Aunque los estudios históricos sobre los celtas han aumentado desde mediados del siglo XIX y buena parte del xx, esta cultura no deja de ser un misterio.

Los celtas de los libros

Por ejemplo, los menciona el navegante y explorador Piteas de Masalia —quien se topó con las misteriosas islas de los albiones y los ierne—; Platón, en tanto, critica su vicio por el vino y Aristóteles su afición homosexual —confirmadas, más tarde, por el amplio retrato de los celtas que hizo Diódoro de Sicilia—; se relata en los mitos que descienden de Polifemo y Galatea, o bien, de Celto, hijo de Hércules y Celtina, hija del rey Bretanno —o Británico—. Lucano o Tácito los elogian como «nobles salvajes» que habrían de servir de modelo a los romanos, dados a la molicie; se equipara a sus druidas con los filósofos ascetas seguidores de Pitágoras; historiadores como Polibio, Pausanias o Tito Livio refrendan los temores y prejuicios contra estos fieros «bárbaros»; mientras que Posidonio de Apamea o Julio César, que vivieron entre ellos, nos han dejado los estudios etnográficos más ricos y equilibrados de los que disponemos.
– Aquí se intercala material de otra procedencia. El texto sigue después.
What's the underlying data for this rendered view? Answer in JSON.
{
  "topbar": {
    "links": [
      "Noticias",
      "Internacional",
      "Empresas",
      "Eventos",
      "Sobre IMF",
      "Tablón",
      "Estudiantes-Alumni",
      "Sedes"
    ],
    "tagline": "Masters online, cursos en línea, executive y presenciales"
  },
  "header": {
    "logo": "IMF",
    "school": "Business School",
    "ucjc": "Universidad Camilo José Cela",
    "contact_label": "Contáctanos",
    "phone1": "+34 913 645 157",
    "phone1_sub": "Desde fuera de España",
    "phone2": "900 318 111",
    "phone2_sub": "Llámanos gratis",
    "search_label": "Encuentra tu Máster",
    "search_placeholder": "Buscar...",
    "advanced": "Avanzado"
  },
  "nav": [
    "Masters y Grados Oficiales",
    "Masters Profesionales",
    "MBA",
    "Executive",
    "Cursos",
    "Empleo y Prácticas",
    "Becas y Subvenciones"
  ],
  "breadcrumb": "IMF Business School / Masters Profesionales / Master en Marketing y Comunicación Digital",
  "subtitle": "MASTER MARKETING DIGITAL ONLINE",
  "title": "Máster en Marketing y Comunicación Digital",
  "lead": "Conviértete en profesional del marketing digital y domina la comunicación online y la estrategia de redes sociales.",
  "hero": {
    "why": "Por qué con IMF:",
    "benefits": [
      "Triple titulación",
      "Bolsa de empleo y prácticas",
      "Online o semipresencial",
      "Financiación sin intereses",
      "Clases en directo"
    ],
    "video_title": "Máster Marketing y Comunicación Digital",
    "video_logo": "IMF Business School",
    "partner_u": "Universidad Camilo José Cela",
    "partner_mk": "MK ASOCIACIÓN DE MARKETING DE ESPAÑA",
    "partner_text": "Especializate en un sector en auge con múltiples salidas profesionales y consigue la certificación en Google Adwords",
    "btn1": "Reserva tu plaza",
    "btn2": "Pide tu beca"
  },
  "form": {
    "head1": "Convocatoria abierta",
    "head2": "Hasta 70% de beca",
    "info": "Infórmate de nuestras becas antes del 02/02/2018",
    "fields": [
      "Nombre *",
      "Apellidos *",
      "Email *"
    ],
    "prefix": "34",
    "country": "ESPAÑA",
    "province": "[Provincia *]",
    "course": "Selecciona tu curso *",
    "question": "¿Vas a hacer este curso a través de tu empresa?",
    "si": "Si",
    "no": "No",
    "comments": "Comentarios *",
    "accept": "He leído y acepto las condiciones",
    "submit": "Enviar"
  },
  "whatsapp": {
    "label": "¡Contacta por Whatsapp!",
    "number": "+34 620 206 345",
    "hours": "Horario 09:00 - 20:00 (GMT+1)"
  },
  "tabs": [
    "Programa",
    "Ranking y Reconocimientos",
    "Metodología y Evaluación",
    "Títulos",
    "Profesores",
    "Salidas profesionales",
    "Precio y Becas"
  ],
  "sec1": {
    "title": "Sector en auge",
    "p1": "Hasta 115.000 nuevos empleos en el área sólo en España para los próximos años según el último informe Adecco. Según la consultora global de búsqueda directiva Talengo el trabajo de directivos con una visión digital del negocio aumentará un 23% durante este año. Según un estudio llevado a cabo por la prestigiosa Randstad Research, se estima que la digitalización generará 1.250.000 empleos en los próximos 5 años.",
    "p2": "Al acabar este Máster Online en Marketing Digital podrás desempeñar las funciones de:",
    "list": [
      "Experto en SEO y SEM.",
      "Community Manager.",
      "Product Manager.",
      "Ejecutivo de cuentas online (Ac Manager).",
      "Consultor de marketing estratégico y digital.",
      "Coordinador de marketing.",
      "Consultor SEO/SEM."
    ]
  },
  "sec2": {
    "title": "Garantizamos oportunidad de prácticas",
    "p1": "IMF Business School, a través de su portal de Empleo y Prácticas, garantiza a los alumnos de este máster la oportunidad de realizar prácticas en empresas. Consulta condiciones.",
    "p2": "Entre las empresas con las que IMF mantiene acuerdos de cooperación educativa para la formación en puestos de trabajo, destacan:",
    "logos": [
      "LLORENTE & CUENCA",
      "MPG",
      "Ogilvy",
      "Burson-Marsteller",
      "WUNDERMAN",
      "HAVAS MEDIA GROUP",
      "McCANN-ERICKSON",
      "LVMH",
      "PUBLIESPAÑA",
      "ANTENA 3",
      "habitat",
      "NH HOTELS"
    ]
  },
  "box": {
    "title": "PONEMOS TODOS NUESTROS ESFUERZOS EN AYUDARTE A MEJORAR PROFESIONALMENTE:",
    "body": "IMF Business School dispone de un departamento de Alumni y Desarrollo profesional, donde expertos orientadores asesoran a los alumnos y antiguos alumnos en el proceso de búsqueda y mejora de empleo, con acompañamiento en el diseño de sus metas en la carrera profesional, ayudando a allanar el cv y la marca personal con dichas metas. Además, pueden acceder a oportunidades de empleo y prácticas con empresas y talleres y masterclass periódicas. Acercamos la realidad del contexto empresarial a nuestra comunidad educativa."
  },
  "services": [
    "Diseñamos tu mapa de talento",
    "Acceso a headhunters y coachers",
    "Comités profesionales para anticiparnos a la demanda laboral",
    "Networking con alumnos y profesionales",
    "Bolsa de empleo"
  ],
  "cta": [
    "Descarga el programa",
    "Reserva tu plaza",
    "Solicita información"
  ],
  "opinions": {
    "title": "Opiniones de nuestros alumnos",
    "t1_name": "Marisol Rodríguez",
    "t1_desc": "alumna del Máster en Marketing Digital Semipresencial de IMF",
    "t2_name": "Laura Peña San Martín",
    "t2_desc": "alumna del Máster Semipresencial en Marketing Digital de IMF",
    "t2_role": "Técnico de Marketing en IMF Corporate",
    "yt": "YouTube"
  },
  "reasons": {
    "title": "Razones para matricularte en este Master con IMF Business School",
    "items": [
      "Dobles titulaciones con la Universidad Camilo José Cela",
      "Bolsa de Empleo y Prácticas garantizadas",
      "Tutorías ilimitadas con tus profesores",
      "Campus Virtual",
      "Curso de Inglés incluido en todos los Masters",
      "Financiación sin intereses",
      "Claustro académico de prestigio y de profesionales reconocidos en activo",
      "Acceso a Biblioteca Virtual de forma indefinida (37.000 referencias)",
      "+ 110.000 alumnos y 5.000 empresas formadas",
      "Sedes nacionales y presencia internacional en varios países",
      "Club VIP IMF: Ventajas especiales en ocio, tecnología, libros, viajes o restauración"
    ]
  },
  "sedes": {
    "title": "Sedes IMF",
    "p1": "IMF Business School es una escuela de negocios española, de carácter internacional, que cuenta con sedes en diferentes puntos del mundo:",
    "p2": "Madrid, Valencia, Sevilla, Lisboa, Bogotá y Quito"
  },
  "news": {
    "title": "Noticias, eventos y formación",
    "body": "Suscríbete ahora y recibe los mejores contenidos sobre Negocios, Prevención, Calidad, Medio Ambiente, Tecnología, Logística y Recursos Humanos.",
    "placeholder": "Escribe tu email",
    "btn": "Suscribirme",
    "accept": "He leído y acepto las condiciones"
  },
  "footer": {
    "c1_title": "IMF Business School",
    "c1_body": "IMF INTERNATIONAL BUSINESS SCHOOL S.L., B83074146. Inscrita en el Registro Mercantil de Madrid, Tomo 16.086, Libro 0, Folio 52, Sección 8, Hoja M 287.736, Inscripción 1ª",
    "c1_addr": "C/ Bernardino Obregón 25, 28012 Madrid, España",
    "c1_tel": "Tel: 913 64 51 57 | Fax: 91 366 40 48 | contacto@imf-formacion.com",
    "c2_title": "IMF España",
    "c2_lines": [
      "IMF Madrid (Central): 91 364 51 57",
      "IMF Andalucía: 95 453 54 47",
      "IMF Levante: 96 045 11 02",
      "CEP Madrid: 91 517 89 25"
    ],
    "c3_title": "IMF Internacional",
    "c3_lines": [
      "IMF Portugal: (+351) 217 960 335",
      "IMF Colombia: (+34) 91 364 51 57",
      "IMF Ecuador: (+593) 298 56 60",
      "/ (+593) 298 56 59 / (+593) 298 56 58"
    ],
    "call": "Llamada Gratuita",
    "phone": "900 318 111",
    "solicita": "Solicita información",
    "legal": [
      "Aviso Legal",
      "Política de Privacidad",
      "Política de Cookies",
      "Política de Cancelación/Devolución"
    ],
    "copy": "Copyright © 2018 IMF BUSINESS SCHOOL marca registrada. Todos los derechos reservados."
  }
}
Pero no fue sino hasta bien entrada la modernidad, con la edición, traducción e impresión de numerosas fuentes clásicas, la primitiva arqueología, el método histórico-crítico, los inventos y recopilaciones literarias —como el Táin Bó Cúailngeo ‘Robo del toro de Cuailnge,’ que data de los siglos XI al XIV—, o los mitos nacionalistas —impregnados de no poco imperialismo paneuropeo, o bien, tufo antigermánico—, que los «celtas» entraron en los libros de historia europea, casi al mismo tiempo que se erigían monumentos heroicos a Vercingetórix en Francia, Viriato en España, o Boudica en Gran Bretaña, ya en el siglo XIX.

Los celtas son su idioma

No obstante, entre las varias teorías actuales sobre el origen de los pueblos célticos, el arqueólogo y celtólogo Barry Cunliffe defiende la del surgimiento de una lingua franca entre pueblos indoeuropeos más o menos relacionados por un sistema de intercambio comercial y cultural en la franja atlántica de Europa, que se fueron expandiendo hacia el centro del continente entre el Neolítico y la temprana Edad de Bronce. Dicho sistema civilizatorio alcanzó su apogeo con la entrada en escena de navegantes y colonos fenicios —s. X a. C.—, antes de escindirse entre los pueblos célticos de la Península Ibérica, que se «mediterraneizaron» —allí aparecen las primeras inscripciones célticas, en caracteres fenicios—, y los del norte, que siguieron desarrollándose por su cuenta —en especial, en las lejanas Hibernia y Caledonia —las actuales Irlanda y Escocia—, adonde nunca penetraron los romanos.